Читать книгу «В садах Эдема» онлайн полностью📖 — Владимира Данчука — MyBook.
image

Часть вторая

03.01.85

Я отдежурил двое с половиною суток: с вечера 30-го до утра 2-го; устал и полдня отсыпался.

Ездили с Лизанькой на санках на молочную кухню. Через дорогу несу её на руках. Морщась от ветра, она спрашивает:

– А мохно такую махынку купить – для пикания (питания)?

– Какую машинку? – невнимательно переспрашиваю я, поглядывая по сторонам в ожидании перехода.

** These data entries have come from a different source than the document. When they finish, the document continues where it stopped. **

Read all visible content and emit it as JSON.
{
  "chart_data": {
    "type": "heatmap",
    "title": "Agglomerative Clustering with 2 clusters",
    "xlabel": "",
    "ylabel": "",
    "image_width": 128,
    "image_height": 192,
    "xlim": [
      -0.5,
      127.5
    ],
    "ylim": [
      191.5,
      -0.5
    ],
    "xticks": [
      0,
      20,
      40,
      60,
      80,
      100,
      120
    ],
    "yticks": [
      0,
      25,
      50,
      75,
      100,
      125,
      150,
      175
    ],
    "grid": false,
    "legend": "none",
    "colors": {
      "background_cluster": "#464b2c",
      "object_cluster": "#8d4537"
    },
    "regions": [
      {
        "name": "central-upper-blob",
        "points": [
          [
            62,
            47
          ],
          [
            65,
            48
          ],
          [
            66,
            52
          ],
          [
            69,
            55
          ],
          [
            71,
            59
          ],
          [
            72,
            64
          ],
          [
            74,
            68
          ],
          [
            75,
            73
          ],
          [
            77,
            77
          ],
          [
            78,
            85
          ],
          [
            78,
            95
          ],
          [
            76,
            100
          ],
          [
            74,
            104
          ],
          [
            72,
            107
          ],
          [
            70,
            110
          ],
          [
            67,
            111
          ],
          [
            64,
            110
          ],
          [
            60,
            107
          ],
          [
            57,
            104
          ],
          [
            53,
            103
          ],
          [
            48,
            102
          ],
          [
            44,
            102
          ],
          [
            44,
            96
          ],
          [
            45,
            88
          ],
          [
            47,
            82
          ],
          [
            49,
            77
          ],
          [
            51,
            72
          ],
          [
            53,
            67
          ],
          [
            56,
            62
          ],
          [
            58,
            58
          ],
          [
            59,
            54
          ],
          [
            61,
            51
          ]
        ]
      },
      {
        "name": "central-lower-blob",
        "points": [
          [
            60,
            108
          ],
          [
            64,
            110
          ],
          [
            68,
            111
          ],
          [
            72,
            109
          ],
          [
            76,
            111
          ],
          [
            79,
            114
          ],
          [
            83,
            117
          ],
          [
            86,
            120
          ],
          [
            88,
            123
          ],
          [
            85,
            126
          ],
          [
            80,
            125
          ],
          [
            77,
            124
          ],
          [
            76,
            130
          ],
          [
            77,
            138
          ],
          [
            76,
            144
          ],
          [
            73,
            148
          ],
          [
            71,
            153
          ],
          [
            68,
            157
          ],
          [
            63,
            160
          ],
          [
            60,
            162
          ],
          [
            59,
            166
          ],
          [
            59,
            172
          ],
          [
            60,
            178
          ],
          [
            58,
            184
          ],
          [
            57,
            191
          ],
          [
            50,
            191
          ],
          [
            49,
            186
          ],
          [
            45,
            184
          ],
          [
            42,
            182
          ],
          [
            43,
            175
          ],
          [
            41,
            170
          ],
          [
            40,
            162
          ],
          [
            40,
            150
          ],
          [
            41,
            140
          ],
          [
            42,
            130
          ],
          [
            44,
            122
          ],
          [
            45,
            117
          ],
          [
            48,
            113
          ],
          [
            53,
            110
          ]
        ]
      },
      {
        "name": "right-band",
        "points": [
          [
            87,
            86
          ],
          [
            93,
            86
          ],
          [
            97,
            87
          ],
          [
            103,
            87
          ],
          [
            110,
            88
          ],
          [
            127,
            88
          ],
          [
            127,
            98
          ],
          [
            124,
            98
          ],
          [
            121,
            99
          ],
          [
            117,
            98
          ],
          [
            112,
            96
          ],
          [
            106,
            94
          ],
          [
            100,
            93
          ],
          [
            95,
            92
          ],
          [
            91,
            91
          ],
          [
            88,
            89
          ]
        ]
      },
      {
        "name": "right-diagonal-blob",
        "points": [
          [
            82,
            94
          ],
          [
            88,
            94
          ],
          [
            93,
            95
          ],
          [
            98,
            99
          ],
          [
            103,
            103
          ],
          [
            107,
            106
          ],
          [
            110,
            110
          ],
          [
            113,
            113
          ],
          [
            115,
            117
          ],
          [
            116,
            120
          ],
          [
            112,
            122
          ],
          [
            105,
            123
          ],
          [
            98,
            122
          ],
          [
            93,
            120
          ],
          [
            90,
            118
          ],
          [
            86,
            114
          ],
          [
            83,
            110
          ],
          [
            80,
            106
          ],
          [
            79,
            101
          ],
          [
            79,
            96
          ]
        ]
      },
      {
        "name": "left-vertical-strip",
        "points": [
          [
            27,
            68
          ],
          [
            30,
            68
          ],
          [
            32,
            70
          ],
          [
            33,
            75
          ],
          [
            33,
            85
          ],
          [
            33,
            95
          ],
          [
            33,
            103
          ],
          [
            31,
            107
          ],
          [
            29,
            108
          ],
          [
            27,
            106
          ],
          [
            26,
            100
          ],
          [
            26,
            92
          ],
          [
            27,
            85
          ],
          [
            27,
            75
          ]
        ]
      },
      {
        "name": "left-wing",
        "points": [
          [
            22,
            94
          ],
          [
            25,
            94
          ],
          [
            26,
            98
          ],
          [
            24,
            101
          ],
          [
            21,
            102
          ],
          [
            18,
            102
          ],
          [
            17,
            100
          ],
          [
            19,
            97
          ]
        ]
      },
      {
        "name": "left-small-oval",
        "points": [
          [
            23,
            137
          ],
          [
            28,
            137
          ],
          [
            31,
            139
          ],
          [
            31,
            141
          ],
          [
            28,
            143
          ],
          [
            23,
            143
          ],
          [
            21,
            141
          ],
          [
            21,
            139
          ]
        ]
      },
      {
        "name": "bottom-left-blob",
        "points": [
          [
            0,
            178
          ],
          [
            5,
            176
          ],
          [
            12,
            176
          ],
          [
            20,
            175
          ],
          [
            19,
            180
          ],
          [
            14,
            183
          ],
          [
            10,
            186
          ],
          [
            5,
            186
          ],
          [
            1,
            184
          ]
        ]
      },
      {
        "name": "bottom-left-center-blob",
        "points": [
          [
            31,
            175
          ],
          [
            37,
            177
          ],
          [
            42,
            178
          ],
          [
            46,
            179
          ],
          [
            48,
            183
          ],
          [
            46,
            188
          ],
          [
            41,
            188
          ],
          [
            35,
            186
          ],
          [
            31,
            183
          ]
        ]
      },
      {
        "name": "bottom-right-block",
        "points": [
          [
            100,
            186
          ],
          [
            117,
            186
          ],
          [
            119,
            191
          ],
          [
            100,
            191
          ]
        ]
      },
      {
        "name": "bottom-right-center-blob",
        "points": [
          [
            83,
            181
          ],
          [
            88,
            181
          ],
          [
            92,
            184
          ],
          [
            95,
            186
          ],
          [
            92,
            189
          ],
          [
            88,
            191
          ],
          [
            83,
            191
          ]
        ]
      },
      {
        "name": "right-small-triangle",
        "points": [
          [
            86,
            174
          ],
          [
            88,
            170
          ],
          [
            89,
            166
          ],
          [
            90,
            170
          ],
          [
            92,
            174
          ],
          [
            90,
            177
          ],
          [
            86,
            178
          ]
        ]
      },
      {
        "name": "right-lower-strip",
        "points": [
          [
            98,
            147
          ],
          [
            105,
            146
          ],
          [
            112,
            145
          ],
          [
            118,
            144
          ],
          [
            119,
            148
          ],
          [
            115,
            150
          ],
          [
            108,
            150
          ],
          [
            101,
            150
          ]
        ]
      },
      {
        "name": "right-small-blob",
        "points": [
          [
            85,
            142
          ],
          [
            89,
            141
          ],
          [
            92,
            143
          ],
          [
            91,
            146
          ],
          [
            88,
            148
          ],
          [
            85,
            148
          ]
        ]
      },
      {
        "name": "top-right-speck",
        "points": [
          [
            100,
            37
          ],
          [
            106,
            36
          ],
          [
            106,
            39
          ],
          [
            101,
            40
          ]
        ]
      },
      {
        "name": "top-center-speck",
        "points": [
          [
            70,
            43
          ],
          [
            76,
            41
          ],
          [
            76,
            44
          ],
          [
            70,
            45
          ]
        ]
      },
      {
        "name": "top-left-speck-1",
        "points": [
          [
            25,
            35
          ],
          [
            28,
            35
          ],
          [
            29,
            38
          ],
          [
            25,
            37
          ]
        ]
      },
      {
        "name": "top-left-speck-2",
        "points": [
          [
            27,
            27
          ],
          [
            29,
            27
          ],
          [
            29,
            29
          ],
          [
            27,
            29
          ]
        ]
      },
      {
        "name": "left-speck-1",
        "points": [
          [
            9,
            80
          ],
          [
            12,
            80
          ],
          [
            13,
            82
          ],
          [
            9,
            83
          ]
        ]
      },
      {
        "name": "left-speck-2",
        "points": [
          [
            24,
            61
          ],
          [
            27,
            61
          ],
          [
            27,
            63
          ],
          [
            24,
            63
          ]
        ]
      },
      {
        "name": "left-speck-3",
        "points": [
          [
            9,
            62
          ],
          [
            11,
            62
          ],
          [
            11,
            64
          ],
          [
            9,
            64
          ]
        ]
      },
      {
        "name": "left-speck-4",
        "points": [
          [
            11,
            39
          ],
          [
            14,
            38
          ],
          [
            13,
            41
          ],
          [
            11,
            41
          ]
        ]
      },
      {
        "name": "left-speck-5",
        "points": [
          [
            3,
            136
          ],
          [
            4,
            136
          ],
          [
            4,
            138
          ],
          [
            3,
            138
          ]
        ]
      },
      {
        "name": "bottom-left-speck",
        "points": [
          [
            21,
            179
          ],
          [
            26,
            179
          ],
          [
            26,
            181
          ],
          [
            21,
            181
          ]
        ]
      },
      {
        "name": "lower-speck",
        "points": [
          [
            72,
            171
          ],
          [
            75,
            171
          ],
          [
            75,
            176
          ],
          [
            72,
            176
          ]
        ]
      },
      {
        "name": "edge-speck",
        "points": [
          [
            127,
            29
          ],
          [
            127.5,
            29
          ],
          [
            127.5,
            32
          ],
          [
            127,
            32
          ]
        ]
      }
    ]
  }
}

– Для пикания! Шкобы не ходить! Нахмёх (нажмёшь)… пок’утишь учку, и пикание польётся… И не нага ходить никуга.

– Как ты хорошо придумала! Да вот где её взять-то, такую машинку?

– Купить! В магазине!

– Хм, что-то я таких магазинов не знаю – где они есть?

– В Сузгале!.. Кам возле сканции… возле скан ции… – не может удержаться и привычно добавляет, – возле сканции «Аврора» есь такой маенький магазин, киосок есь, и кам, в агном отделе, прогают (продают) такие махынки…

Оля учит Лизаньку произносить «ш» вместо её обыкновенного малороссийского «х»:

– Скажи, Лизанька, «кушать»…

И маленькая девочка, так непривычно, так мягко выговаривая, повторяет:

– Ку-шать…

– Шапка?

– Ша-апка…

Пока я был на дежурстве, бабушка научила Иванушку хлопать в ладоши. То есть он сам – научился. В очередной раз она стала подкидывать его на руках, припевая:

– А ладушки-ладушки!.. Ладушки-оладушки!..

А Иванушка взял да и захлопал в ладоши.

Вечером – сдавал бутылки, промёрз до костей…

Миша прислал поздравительную открытку с Рождеством Христовым (в конверте): «Володя, друг мой, поздравляю с наступающим Праздником! И Оле поклон, и Лизаньку с Ванечкой поцелуй за меня. У нас скрипучие морозы и ясный месяц; дымы над крышами качаются, как цапли; всё прорывает где-то какие-то трубы, и на улицах во все стороны – ледяные языки. Храм, видимый из окна, окружённый великолепными хрустальными деревьями, весь в сияющем тумане. Особенно прекрасен он, когда косматое солнце встаёт над холмом и обдаёт город неземным нежным светом, тем драгоценным пурпуром, что молодит и облагораживает даже самое пустяковое и незначащее. Друг мой, милый друг мой… Храни вас всех Господь. Ждём в гости. Помню: обещался».

05.01.85, суббота перед Рождеством Христовым

Вчера я дежурил, а нынче утром, сдав дежурство, отстоял обедню и причастился – с Лизанькою вместе (Олечка очень удачно подвезла её к концу службы). Народу было – пропасть. Одних причащающихся было, наверное, более сотни человек (хотя – как там сосчитаешь).

А в половине 2-го я на вокзале встречал батюшку; о. Иоанн очень доволен своим визитом к московским «овцам», говорит, что привёз «новые идеи, которые надо обсудить». Танечка и Новиковы прислали нам с батюшкою разные подарки и лакомства. У нас хоть и ветрено, но тепло – днём где-то около 8 градусов, а в Москве -20°.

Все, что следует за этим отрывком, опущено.